If life is a playground, then I want someone with whom I can build sandcastles of ideology, built upon pillars of intellect. I want someone whom I can talk to about something a little less mundane than the weather. Seriously, why can’t we talk about politics, or human rights, or animal welfare, or the perils of capitalism? I don’t care if it’s raining, or if the sun’s shining, because my mind is always filled with thunder and lightning, and that is what I have grown used to.

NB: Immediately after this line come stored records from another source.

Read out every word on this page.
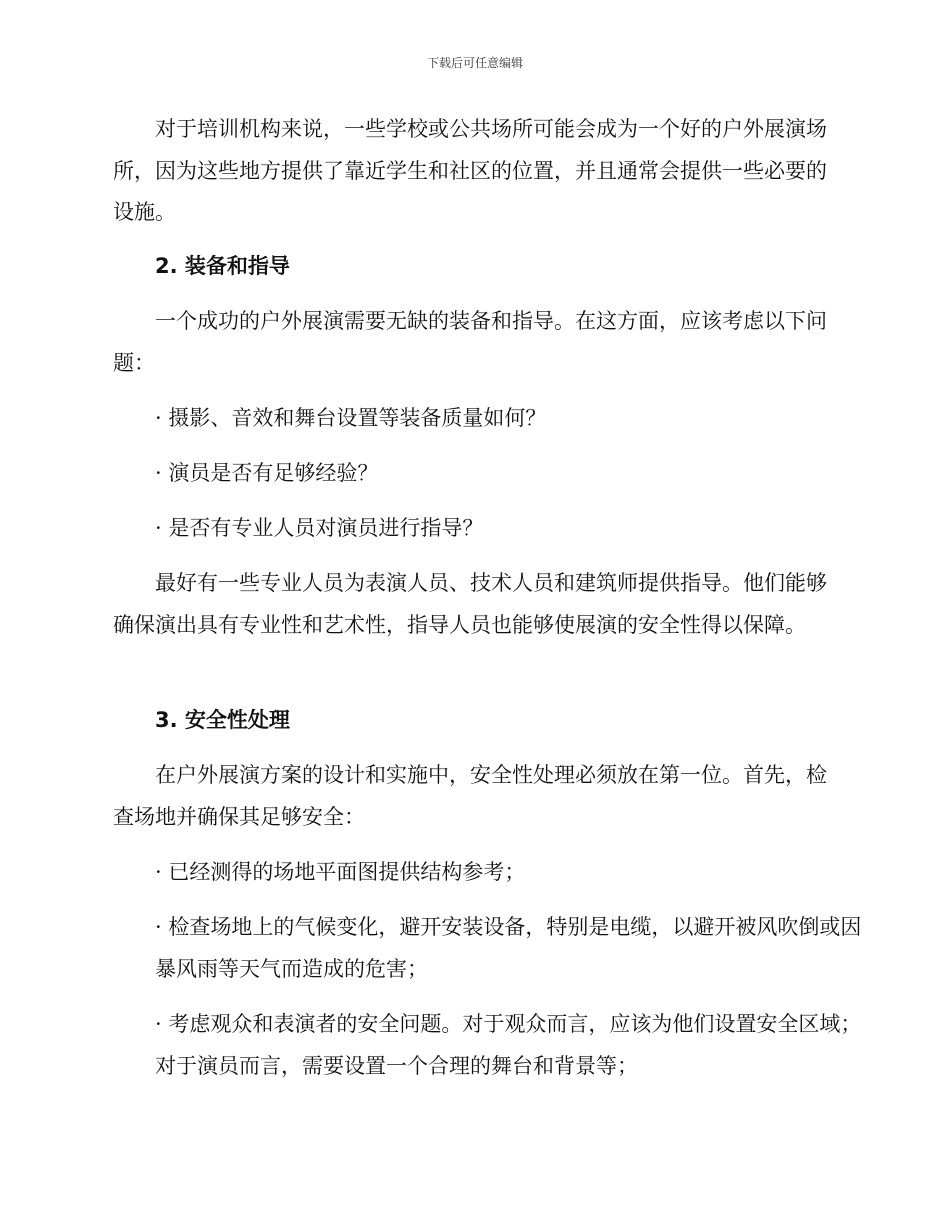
下载后可任意编辑

对于培训机构来说，一些学校或公共场所可能会成为一个好的户外展演场所，因为这些地方提供了靠近学生和社区的位置，并且通常会提供一些必要的设施。

2. 装备和指导

一个成功的户外展演需要无缺的装备和指导。在这方面，应该考虑以下问题：

· 摄影、音效和舞台设置等装备质量如何？

· 演员是否有足够经验？

· 是否有专业人员对演员进行指导？

最好有一些专业人员为表演人员、技术人员和建筑师提供指导。他们能够确保演出具有专业性和艺术性，指导人员也能够使展演的安全性得以保障。

3. 安全性处理

在户外展演方案的设计和实施中，安全性处理必须放在第一位。首先，检查场地并确保其足够安全：

· 已经测得的场地平面图提供结构参考；

· 检查场地上的气候变化，避开安装设备，特别是电缆，以避开被风吹倒或因暴风雨等天气而造成的危害；

· 考虑观众和表演者的安全问题。对于观众而言，应该为他们设置安全区域；对于演员而言，需要设置一个合理的舞台和背景等；
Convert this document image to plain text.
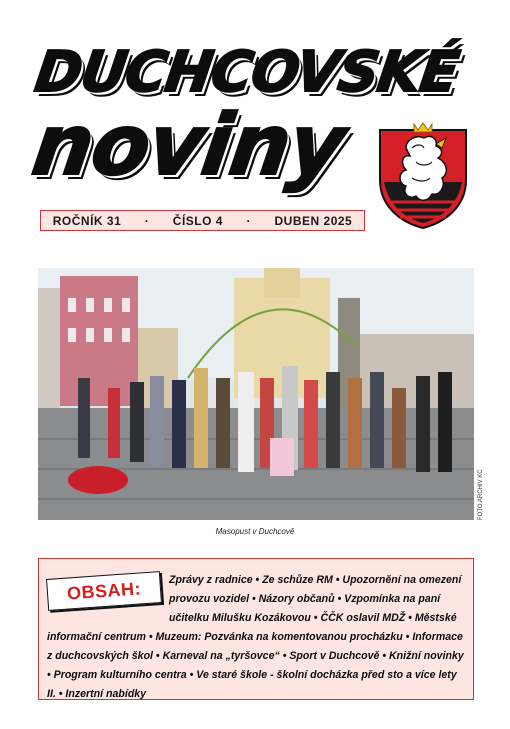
DUCHCOVSKÉ
noviny
ROČNÍK 31 · ČÍSLO 4 · DUBEN 2025
FOTO ARCHIV KC
Masopust v Duchcově
OBSAH:	Zprávy z radnice • Ze schůze RM • Upozornění na omezení provozu vozidel • Názory občanů • Vzpomínka na paní učitelku Milušku Kozákovou • ČČK oslavil MDŽ • Městské informační centrum • Muzeum: Pozvánka na komentovanou procházku • Informace z duchcovských škol • Karneval na „tyršovce“ • Sport v Duchcově • Knižní novinky • Program kulturního centra • Ve staré škole - školní docházka před sto a více lety II. • Inzertní nabídky
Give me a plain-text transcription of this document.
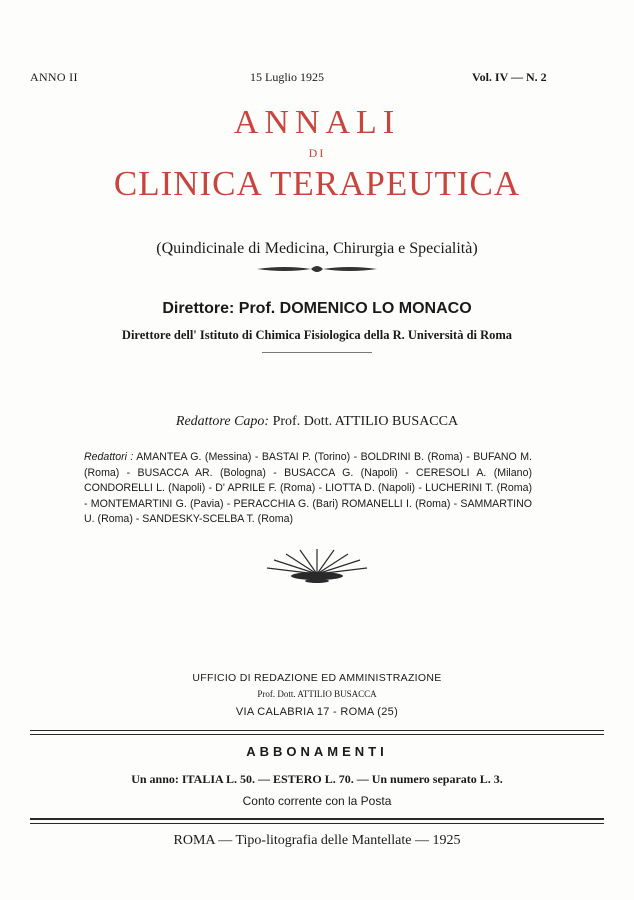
ANNO II	15 Luglio 1925	Vol. IV — N. 2
ANNALI
DI
CLINICA TERAPEUTICA
(Quindicinale di Medicina, Chirurgia e Specialità)
Direttore: Prof. DOMENICO LO MONACO
Direttore dell' Istituto di Chimica Fisiologica della R. Università di Roma
Redattore Capo: Prof. Dott. ATTILIO BUSACCA
Redattori : AMANTEA G. (Messina) - BASTAI P. (Torino) - BOLDRINI B. (Roma) - BUFANO M. (Roma) - BUSACCA AR. (Bologna) - BUSACCA G. (Napoli) - CERESOLI A. (Milano) CONDORELLI L. (Napoli) - D' APRILE F. (Roma) - LIOTTA D. (Napoli) - LUCHERINI T. (Roma) - MONTEMARTINI G. (Pavia) - PERACCHIA G. (Bari) ROMANELLI I. (Roma) - SAMMARTINO U. (Roma) - SANDESKY-SCELBA T. (Roma)
UFFICIO DI REDAZIONE ED AMMINISTRAZIONE
Prof. Dott. ATTILIO BUSACCA
VIA CALABRIA 17 - ROMA (25)
ABBONAMENTI
Un anno: ITALIA L. 50. — ESTERO L. 70. — Un numero separato L. 3.
Conto corrente con la Posta
ROMA — Tipo-litografia delle Mantellate — 1925
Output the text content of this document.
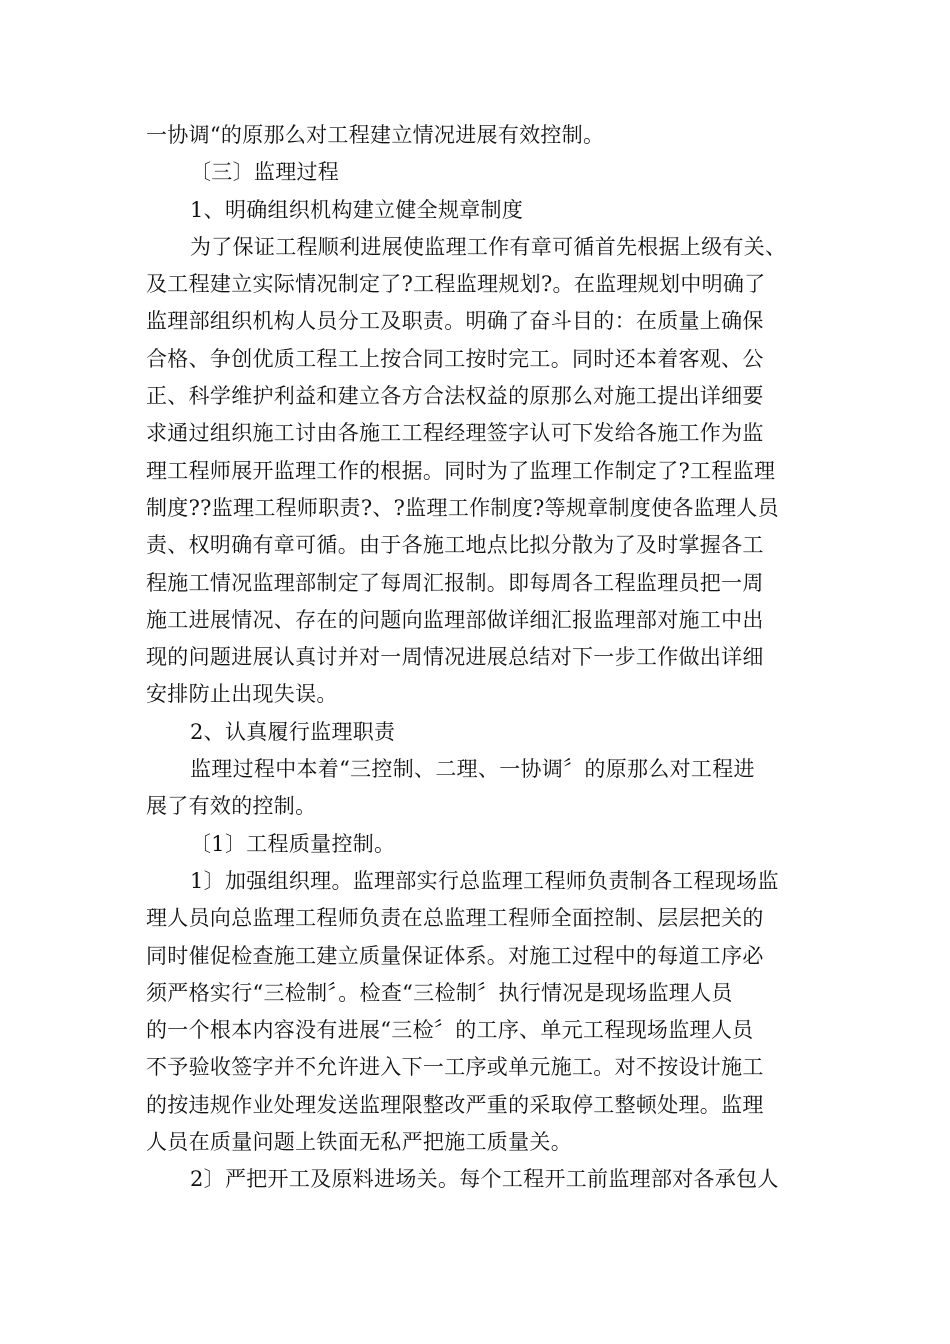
一协调“的原那么对工程建立情况进展有效控制。
〔三〕监理过程
1、明确组织机构建立健全规章制度
为了保证工程顺利进展使监理工作有章可循首先根据上级有关、
及工程建立实际情况制定了?工程监理规划?。在监理规划中明确了
监理部组织机构人员分工及职责。明确了奋斗目的：在质量上确保
合格、争创优质工程工上按合同工按时完工。同时还本着客观、公
正、科学维护利益和建立各方合法权益的原那么对施工提出详细要
求通过组织施工讨由各施工工程经理签字认可下发给各施工作为监
理工程师展开监理工作的根据。同时为了监理工作制定了?工程监理
制度??监理工程师职责?、?监理工作制度?等规章制度使各监理人员
责、权明确有章可循。由于各施工地点比拟分散为了及时掌握各工
程施工情况监理部制定了每周汇报制。即每周各工程监理员把一周
施工进展情况、存在的问题向监理部做详细汇报监理部对施工中出
现的问题进展认真讨并对一周情况进展总结对下一步工作做出详细
安排防止出现失误。
2、认真履行监理职责
监理过程中本着“三控制、二理、一协调〞的原那么对工程进
展了有效的控制。
〔1〕工程质量控制。
1〕加强组织理。监理部实行总监理工程师负责制各工程现场监
理人员向总监理工程师负责在总监理工程师全面控制、层层把关的
同时催促检查施工建立质量保证体系。对施工过程中的每道工序必
须严格实行“三检制〞。检查“三检制〞执行情况是现场监理人员
的一个根本内容没有进展“三检〞的工序、单元工程现场监理人员
不予验收签字并不允许进入下一工序或单元施工。对不按设计施工
的按违规作业处理发送监理限整改严重的采取停工整顿处理。监理
人员在质量问题上铁面无私严把施工质量关。
2〕严把开工及原料进场关。每个工程开工前监理部对各承包人
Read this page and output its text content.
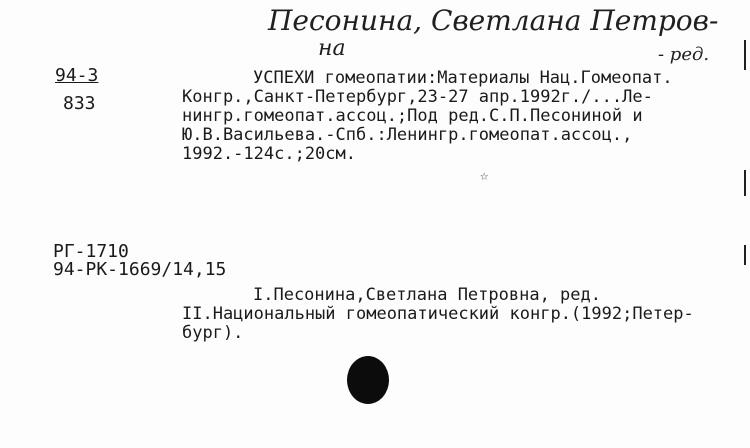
Песонина, Светлана Петров-
на	- ред.
94-3
833
УСПЕХИ гомеопатии:Материалы Нац.Гомеопат.
Конгр.,Санкт-Петербург,23-27 апр.1992г./...Ле-
нингр.гомеопат.ассоц.;Под ред.С.П.Песониной и
Ю.В.Васильева.-Спб.:Ленингр.гомеопат.ассоц.,
1992.-124с.;20см.
☆
РГ-1710
94-РК-1669/14,15
I.Песонина,Светлана Петровна, ред.
II.Национальный гомеопатический конгр.(1992;Петер-
бург).
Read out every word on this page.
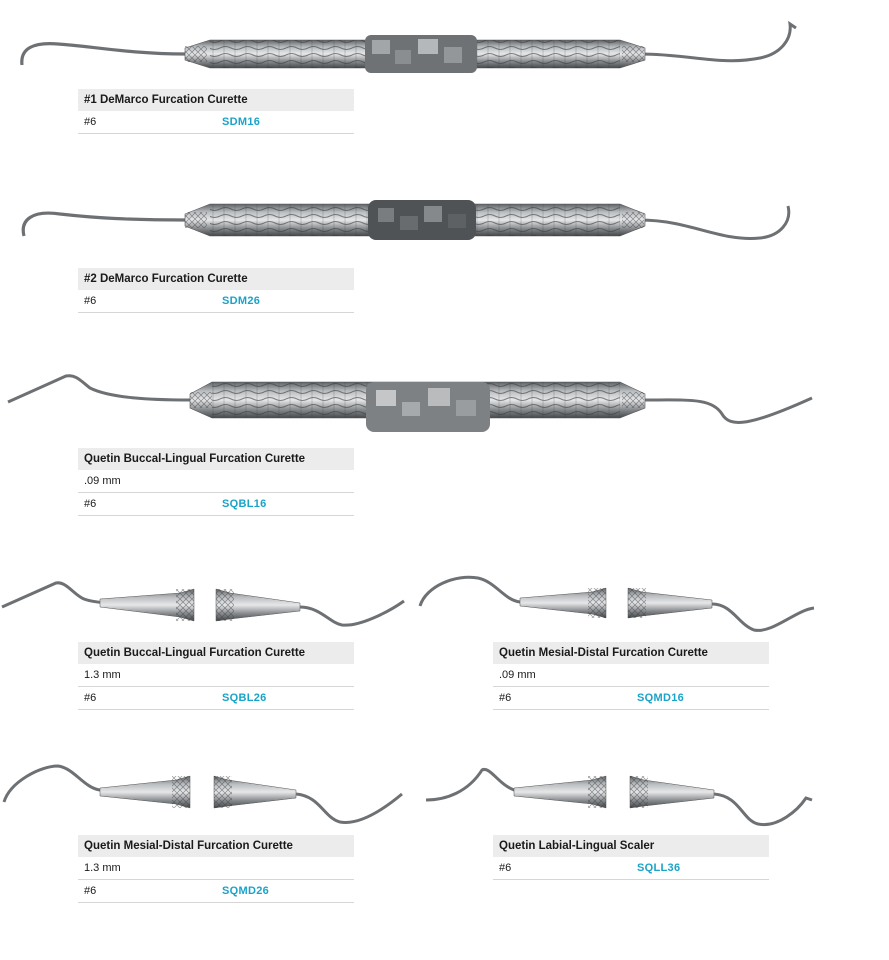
#1 DeMarco Furcation Curette
#6	SDM16
#2 DeMarco Furcation Curette
#6	SDM26
Quetin Buccal-Lingual Furcation Curette
.09 mm
#6	SQBL16
Quetin Buccal-Lingual Furcation Curette
1.3 mm
#6	SQBL26
Quetin Mesial-Distal Furcation Curette
.09 mm
#6	SQMD16
Quetin Mesial-Distal Furcation Curette
1.3 mm
#6	SQMD26
Quetin Labial-Lingual Scaler
#6	SQLL36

But, in this “real” world, it is rare to find someone whom I connect with, and so I find myself drawn back into the world of fiction, of beautiful lies about beautiful liars. My fantasies are etched in fiction, and my fiction is etched with fantasies. Yet reality demands my attention, demands that I stare it in the face when all I want to do is close my eyes and lose myself in the ink on pages and the lyrics of songs. We don’t choose to be real, yet this is the world into which we are born, and we can’t leave. The current crashes in from every direction, preventing our escape. But it’s all in our minds: the ocean that stifles our movement, the reality which entraps us…everything. It is our minds which trap us, so it is in our minds where the solution lies. I cannot live in a world which makes sense to me, so I must make sense of this world the only way I know how: by using reality as a mirror for fiction, rather than fiction as a mirror for reality. Maybe then I can understand this world.
Perhaps it is a gift, not a curse, to belong to the world of fantasy, of daydreams, of stories. Because that world is the world of ideas, and it is through ideas that we can change the world. So if works of fiction are what inspires me to get up on my soapbox and shout to the world about things which are only talked of in whispers, then failing to belong is perhaps the greatest blessing I will ever receive.